My name is Annie Desilets. I’m a project coordinator in Kitchanga, in the Democratic Republic of Congo.
It's funny because you think of Africa and you think it’s warm and sunny every day. And in Kitchanga we’re at quite a high altitude and it’s the rainforest, so it rains, and it’s cold. It comes down to about 15 degrees at night. And these small huts are certainly no protection for either the rain or the cold. They don’t have blankets; they don’t have plastic sheeting to protect themselves from the elements. They get food where they can, when they can. They sometimes work for the local population in their fields for a little bit of money or a little bit of food. But it’s certainly nothing to sustain a family of seven or eight people.
I met a man about 50-years-old (and looks about 75). He had been displaced in the last two months – five times. There’s been fighting in his home village and he’s moved. It calmed down for a little bit, so he decided to go back home because that’s where his field is, and that’s where he’s able to feed his family. And then the fighting broke out again. And so he’s just, you know, in the last two months, been on the move. And such trauma to think of not knowing, and being afraid, afraid for yourself, afraid for your family. He was separated from his family. So now he’s sitting, waiting to see if at some point it’s going to calm down enough he’ll be to meet up with his family again.
A lot of families that are fleeing, are fleeing to the bush. They’re not coming to the health post; they’re not coming to the internal displacement camps. They are literally fleeing outdoors in the wild, no access for us to reach them. There are no roads, we don’t know where they are. To me this is a huge concern; these people are so vulnerable to the elements, to the fighting. I mean, we see people arriving here. We’ve had about 6,000 people in the last two months, but it’s certainly by no means the amount of people that have left from the villages that we go to.
Just the utter, basic, basic, basic survival of these people is so difficult. It’s really quite heartbreaking. But it’s incredible that the strength that these people have is helping me to carry on and work really hard to provide the stuff that they need for them.

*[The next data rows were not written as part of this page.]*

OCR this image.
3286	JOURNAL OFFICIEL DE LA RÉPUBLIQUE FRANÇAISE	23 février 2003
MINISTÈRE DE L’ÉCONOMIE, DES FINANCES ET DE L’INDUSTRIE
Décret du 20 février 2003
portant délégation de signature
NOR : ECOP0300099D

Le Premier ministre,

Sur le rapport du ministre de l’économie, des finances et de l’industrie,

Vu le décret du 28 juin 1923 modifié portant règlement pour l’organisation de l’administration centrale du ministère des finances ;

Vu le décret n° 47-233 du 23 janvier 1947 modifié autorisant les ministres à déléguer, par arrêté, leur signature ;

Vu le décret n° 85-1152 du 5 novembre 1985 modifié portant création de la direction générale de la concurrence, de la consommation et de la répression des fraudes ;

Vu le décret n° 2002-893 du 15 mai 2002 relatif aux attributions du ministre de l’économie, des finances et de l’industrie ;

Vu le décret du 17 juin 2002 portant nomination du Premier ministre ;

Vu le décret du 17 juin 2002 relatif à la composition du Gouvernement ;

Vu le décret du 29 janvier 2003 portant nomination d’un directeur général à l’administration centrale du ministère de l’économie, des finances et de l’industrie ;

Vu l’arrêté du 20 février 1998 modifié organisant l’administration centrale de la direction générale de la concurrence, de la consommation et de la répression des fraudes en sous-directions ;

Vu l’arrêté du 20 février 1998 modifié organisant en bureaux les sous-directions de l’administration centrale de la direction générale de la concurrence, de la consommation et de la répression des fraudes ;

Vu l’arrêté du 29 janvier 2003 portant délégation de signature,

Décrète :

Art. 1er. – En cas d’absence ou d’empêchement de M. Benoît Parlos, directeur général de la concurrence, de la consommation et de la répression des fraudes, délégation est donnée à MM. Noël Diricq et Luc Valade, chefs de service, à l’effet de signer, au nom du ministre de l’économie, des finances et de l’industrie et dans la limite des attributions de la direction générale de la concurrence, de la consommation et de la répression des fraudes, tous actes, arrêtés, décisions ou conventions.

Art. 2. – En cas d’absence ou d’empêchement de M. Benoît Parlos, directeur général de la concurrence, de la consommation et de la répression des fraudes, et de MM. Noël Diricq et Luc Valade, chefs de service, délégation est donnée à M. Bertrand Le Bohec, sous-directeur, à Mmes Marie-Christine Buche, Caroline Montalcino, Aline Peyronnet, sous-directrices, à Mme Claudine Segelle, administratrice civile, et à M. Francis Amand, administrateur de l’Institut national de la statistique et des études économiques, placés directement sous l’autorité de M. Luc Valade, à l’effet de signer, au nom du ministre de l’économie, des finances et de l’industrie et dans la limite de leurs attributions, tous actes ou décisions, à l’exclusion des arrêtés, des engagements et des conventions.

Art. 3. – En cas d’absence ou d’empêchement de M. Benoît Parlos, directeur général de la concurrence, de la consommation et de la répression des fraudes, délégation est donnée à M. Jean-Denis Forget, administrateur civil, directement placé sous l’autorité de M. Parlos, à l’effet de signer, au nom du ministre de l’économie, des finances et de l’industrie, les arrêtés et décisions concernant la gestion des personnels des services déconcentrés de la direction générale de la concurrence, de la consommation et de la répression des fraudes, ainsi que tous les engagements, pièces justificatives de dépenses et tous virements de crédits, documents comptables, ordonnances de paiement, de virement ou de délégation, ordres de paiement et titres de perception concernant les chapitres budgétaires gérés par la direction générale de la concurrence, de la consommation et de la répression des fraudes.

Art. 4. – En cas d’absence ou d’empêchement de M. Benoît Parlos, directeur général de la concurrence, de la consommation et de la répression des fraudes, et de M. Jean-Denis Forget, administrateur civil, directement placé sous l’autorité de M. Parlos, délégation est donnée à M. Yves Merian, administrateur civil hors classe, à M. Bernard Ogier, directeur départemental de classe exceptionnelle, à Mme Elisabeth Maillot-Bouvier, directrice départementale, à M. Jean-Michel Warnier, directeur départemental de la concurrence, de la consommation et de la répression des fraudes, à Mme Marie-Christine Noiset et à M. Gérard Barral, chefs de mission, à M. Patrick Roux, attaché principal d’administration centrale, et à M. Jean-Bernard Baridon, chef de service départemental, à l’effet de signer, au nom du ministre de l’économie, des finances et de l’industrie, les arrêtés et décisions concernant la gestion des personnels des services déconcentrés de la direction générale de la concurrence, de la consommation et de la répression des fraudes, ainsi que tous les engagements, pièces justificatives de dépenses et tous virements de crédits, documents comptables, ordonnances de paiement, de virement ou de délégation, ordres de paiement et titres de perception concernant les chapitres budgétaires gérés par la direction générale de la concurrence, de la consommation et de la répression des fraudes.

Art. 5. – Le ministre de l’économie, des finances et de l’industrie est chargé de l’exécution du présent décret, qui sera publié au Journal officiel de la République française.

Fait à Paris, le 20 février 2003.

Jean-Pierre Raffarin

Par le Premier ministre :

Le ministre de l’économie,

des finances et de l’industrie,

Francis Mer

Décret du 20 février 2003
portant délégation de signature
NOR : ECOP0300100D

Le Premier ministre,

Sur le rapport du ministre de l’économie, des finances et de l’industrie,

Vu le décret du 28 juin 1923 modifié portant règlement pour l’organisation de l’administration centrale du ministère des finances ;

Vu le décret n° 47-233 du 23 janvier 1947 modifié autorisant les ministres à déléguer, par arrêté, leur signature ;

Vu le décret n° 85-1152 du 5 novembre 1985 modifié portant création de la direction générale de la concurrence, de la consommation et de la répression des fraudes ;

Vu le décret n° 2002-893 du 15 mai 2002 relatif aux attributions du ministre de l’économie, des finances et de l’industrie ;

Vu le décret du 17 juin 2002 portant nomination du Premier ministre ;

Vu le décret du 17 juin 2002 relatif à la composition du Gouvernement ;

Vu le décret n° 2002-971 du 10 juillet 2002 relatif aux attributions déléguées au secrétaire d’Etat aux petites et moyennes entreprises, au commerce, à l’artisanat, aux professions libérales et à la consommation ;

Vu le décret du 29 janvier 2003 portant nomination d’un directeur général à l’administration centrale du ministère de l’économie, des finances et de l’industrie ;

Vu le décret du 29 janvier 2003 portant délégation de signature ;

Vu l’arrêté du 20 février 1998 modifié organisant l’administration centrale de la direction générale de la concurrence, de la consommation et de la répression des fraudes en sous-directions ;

The condition in both camps is quite desperate. And although we’re here and we’re really trying to provide…providing water, providing healthcare. It’s becoming a bit of a stretch for us to be able provide everything that the people need. Like building new latrines, and building more latrines because there really aren’t enough right now. Providing non-food items, providing food distribution: these are things that we’re not able, right now. We just don’t have the capacity to be able to provide this to these people. So we need some partners, we need people that are here, that are willing to stay, that are willing to provide the assistance that’s needed for displaced people.